Larrazabal found water on the first to hand Luiten the hole and it was all one-way traffic from there. He won the second, fifth, sixth and seventh to move five up, then won the 11th to stretch his lead even further.
Larrazabal might have felt like it just wasn’t his day when he birdied the 12th only for Luiten to snatch a half with a 20-foot putt.
It was all over by the 13th, as Luiten closed out the big win.
Awaiting him in the semi-finals is Finland’s Mikko Ilonen, who claimed a 2-hole victory over Victor Dubuisson of France.
Ilonen led for much of the day before Dubuisson finally clawed his way back to level terms with a superb eagle at the par-five 15th.
But he followed that up with a disappointing tee shot at the 16th which led to a bogey, allowing Ilonen to complete the victory.
The other semi-final will see top seed Henrik Stenson take on South African George Coetzee.
Stenson outlasted his Swedish countryman Jonas Blixt to claim a 2-hole victory.
The Ryder Cup hero found himself as much as 3-up with just a few holes to go, but Blixt was able to narrow the deficit by winning both the 14th and 15th.
Stenson held his nerve over the closing holes, however, to seal the win.
“Everyone comes back at me,” Stenson said. “No one lets me have an easy finish here, which you kind of expect that but not every time. He definitely pushed an old man all the way to the last there and made it very interesting.”
His semi-final opponent Coetzee accounted for lone American Patrick Reed, winning three of the last seven holes to complete a 2&1 win.

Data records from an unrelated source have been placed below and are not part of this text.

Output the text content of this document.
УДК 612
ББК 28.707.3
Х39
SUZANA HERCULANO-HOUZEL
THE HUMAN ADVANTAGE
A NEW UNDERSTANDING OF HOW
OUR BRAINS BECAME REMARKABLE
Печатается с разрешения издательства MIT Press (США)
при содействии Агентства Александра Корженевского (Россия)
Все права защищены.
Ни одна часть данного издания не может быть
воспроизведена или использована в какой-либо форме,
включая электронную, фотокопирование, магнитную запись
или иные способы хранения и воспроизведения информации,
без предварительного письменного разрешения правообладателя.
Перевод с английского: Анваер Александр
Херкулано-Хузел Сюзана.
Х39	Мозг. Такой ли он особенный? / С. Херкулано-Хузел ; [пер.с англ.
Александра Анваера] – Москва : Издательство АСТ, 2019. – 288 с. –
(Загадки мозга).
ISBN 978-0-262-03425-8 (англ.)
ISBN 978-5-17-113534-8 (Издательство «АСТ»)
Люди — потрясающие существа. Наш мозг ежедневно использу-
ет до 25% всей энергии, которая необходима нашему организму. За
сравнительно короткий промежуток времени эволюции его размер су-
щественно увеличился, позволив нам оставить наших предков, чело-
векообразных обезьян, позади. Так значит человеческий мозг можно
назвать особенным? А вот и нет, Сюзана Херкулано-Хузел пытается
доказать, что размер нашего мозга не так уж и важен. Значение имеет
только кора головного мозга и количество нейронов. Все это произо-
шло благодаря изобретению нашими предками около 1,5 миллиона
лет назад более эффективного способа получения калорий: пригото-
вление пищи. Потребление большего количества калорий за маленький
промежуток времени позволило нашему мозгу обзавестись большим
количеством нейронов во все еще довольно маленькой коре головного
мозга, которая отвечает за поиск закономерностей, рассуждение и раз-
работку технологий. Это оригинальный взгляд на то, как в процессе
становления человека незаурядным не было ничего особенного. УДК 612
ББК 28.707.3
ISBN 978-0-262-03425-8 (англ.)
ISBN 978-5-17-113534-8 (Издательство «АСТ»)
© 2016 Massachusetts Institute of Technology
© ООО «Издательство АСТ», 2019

Reed was one of the American team’s leading lights at the Ryder Cup, and has been in superb form, but he could do nothing to counter a brilliant display by Coetzee, who is closing in on the biggest payday of his career.
Coetzee only entered the tournament at the last minute after Thomas Bjorn’s late withdrawal.
“I wish I could get into every tournament as the last man if this is the golf I’m going to play,” he joked.
Coetzee decided to hang around rather than head back to South Africa after the Portugal Masters when he heard he was the first reserve.
He asked his manager to check if anyone was likely to withdraw.
“I told him the only guy who might was Thomas Bjorn because he was the oldest guy and he might be tired of playing golf,” Coetzee added. “He phoned me back and said the rumour was true and Bjorn had withdrawn. I told him it wasn’t a rumour, I had just made it up!”
“If my flight had been Sunday night it would have been a totally different story. It could be lucrative timing.”
Reed said: “I played well and any time you are six under you would hopefully win the match but George played extremely well.
“He beat me in extra holes in the Accenture Match Play earlier this year but that was a match where we both played really poorly and it was more of a pillow fight. Today was just one of those things about match play – even if you play really well you can still get beat.”